1968 Accumatic A-203

Few models produced in the 1960's survived the demise of Hamilton's US production in 1969.  There are a few though that did, and even flourished.  One of them is the 1968 Accumatic A-203, or just the A-203 as it would be known as in the 1970's.  It was produced well into the 1970's.


Part of the allure of the A-203 is it comes in a 14K solid yellow gold case.  It's one-piece case design enables it to be waterproof as long as the gasket in the crown is good.  As a general rule, it's best to keep waterproof watches away from the water unless they've been recently tested and certified as "water proof"... otherwise if you get water in them, you'll be in trouble for sure.

Tucked inside the original A-203 is a Swiss-made, 17 jewel Hamilton 689A.  This ETA-based movement was commonly used but the model will likely have other movements after 1970, as the ETA-2451 that made up the 689 and 689A was also used in the 63 and 63A.  Slight changes to shock jeweling and the balance are usually the differences between grades.

I recently was asked to help someone who had dropped a family-owned A-203 of great sentimental value.  Since I hadn't showed one on the blog, it was a good opportunity to kill two birds with one stone... keep the blog going and also help someone out.
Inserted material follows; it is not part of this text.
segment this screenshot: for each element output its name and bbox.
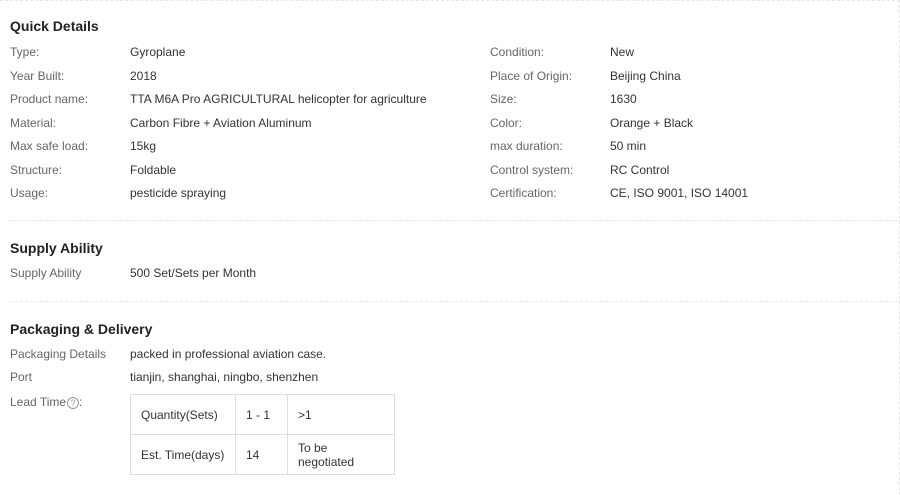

As received, the watch was missing it's crown... that means it was also missing the male portion of the two-piece stem.  The crystal looked okay from the front - but it's actually extensively cracked on the edges.


The back of the case is in nice shape.  The watch appears to have been well taken care of.


Here's a shot of the crystal and the cracks along the perimeter.


The 689A is a pretty straightforward movement.  As long as it's properly maintained (and lubricated) it will last a lifetime.


While the parts are being cleaned, I'll prep a new crystal for installation.  The A-203 takes the largest crystal I have used to date at just under 31mm... 30.9 to be precise.


I had to get a special waterproof crown for the watch.  There's a lot that goes into picking a crown, believe it or not.  The diameter of the crown head, the tap of the threads, and in this case, the length of the tube.  Many times the tube is flush with the crown but I needed the longest one I could get so that the male stem would be able to reach the female side tucked well within the case.


Everything is cleaned and ready to be reassembled with fresh lubrication.


A few twists of the new crown brings the movement to life and there's absolutely nothing to complain about this watch's performance.


And here's the finished project, all polished up and ready to go home in a couple of days, after I can make sure the hands move as they should and the time keeping is as expected.  It's a nice looking watch and it really turned out well.